A sense of history helps too—of the work done by other storytellers and seekers after answers. I am thankful to be returned, in a poem this issue by Regan Huff, to the world of Maria Sibylla Merian, who catalogued and painted the caterpillars of Suriname at the turn of the eighteenth century.

Speaking of slow, messy, and complex, more poetry never hurt: the metrical acrobatics of Mary Cresswell’s double dactyls, the enervating variations and reiterations of A. H. Jerriod Avant’s poem of superlatives, the respite of Susan Blackwell Ramsey’s rondeau of unmowed weeds.

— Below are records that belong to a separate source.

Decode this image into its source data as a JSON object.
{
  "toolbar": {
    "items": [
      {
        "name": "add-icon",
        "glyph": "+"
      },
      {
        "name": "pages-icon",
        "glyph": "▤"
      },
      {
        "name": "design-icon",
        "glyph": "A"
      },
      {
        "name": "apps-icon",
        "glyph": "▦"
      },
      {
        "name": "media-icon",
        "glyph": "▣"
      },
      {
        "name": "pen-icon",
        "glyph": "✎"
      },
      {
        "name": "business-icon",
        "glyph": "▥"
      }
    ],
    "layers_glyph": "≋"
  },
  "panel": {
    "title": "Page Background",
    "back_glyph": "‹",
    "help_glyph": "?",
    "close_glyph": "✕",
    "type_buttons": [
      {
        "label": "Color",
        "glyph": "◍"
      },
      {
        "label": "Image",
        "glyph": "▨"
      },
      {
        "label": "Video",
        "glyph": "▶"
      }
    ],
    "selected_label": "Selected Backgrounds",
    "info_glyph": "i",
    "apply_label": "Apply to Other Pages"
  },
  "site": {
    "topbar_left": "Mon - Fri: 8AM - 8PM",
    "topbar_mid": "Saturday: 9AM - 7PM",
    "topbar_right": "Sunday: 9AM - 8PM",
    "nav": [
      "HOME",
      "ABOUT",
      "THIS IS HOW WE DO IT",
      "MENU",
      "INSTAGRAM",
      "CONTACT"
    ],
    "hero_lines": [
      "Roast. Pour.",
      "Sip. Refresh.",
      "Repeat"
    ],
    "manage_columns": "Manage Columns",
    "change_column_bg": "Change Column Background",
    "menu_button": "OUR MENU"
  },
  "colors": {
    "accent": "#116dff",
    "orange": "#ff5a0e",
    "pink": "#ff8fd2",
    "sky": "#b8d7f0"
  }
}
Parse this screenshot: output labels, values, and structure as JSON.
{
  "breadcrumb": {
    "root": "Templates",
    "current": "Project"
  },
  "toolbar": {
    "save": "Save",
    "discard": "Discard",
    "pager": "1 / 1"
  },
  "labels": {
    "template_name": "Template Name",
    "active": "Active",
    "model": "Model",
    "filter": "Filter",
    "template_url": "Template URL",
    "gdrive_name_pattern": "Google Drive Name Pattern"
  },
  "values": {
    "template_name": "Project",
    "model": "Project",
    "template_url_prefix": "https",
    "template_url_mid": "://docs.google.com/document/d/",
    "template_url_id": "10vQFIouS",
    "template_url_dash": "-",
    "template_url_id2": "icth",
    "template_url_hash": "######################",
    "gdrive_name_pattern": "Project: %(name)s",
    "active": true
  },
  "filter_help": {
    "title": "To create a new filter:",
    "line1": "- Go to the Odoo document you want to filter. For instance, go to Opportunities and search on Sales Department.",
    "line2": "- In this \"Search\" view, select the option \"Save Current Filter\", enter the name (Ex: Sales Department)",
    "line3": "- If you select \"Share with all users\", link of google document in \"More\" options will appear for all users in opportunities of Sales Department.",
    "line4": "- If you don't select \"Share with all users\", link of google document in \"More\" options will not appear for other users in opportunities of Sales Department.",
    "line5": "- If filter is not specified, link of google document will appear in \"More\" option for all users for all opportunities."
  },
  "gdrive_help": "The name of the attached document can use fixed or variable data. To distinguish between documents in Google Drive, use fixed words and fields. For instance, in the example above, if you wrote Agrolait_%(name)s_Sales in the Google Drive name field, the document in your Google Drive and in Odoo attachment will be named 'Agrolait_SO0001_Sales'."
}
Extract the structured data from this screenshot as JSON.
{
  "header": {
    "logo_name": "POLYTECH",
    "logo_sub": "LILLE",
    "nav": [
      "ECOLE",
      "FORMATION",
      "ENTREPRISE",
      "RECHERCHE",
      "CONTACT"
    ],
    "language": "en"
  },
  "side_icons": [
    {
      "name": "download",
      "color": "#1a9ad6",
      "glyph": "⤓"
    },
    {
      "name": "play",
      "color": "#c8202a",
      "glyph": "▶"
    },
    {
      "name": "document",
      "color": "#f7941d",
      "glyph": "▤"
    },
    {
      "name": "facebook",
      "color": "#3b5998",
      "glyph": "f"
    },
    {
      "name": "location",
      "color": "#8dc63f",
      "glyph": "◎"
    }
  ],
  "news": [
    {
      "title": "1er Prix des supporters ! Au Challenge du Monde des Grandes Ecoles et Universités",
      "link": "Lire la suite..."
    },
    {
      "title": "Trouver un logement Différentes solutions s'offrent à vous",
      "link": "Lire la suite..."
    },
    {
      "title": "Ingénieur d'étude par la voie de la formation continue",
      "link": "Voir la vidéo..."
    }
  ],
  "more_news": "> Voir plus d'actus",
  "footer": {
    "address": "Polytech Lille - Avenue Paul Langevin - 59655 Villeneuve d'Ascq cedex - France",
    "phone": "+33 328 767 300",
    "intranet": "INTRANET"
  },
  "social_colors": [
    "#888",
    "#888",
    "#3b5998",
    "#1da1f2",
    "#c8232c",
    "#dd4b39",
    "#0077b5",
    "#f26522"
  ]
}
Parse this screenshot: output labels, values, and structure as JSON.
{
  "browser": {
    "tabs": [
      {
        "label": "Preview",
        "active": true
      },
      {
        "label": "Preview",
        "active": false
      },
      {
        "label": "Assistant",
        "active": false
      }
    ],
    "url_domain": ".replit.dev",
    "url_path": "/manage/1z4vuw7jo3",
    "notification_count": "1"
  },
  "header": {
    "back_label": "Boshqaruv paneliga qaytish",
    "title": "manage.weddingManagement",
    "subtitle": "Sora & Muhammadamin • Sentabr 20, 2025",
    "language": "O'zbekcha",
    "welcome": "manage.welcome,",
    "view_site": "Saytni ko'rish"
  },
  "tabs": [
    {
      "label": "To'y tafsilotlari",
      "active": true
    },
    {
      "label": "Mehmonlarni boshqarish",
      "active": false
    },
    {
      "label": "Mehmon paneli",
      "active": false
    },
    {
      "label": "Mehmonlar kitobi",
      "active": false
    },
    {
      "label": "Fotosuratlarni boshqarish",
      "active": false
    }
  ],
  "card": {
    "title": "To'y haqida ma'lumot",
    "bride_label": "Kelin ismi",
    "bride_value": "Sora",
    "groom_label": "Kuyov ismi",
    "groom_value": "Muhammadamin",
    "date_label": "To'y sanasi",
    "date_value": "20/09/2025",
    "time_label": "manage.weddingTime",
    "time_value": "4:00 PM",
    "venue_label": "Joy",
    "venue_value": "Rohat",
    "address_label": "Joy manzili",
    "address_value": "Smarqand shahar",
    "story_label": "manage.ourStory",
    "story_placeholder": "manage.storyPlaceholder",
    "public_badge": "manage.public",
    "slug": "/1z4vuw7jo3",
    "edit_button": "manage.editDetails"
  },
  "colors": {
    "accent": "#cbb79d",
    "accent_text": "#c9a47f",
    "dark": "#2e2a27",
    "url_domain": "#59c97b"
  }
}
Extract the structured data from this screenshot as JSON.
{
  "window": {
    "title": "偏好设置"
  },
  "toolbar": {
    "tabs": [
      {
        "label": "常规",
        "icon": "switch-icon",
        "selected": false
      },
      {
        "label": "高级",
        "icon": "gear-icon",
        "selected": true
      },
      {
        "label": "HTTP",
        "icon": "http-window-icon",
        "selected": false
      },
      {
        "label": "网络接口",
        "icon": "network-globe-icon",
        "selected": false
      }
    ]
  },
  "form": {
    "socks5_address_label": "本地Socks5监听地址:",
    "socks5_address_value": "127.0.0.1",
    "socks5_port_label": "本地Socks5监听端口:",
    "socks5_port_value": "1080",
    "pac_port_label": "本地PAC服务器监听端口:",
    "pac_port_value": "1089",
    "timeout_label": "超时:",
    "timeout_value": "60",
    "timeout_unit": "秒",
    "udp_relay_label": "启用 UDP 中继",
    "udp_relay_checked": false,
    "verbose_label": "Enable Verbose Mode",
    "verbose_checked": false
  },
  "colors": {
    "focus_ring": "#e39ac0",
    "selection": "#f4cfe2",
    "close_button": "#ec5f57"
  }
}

A sense of purpose helps too, an antidote to distraction. Also in this issue, Jennifer Tseng describes her longing for the kind of immersive reading experience not mediated by knowledge of the writer, or by social-media chatter about the writer’s work. And Marilyn Nelson offers a prayer of sorts, an invocation of our defenses against the pull of technological distraction:

Help me reclaim in simple solitude
the whistle of nothingness in my ears . . .

Give me the commitment to being alone
with the thought of the cavernous cosmos.

Bolstered by all this, we must return to science, to data, to bring it into our lives and art. That takes all kinds of writers and artists, all kinds of people, telling science stories or bringing them into the picture of writing on other subjects. When this is done well, it’s good for research itself, good for writing, and good for readers.

And not just for sobering wake-up calls about the limits of Earth’s capacity. The sciences can also bring us back to the beauty of what’s here, and what was here before. As the alarm bells continue to ring, we can fret, or we can issue ourselves a challenge: as readers, to seek out writing that engages with the world, with scientific research, with the dilemmas we face. As writers, to let the facts in. To see some of what’s happening and try to convey it—with as much care and accuracy as we can bring—in our own stories and poems and essays. And as editors, to help writers realize their best work, both in factual accuracy and in fidelity to the writer’s particular inclinations and ideas. Each of these requires the kind of love Linda Hogan reminds us of—a love that seeks to know better, to find out what is there, to offer that back to the world.

Along with these challenges, a shout-out. My colleagues David Gessner, Emily Smith, and I would like to offer thanks to an editor who keeps the editor’s charge, of helping writers find their writing’s best form, always close. Beth Staples, your work is invaluable to this magazine. Many Ecotone contributors can attest to this, and it’s a joy to reaffirm it here. I hope our readers will join us in congratulating Beth on her promotion to senior editor for Ecotone, and editor for Lookout Books. It’s our privilege to work with her.

And with that, I give you our newest issue. In it there’s plenty of sobering stuff, some much-needed respite from present events, and a lot that falls between those places. I hope it suits your summer. May facts—and may love—prevail.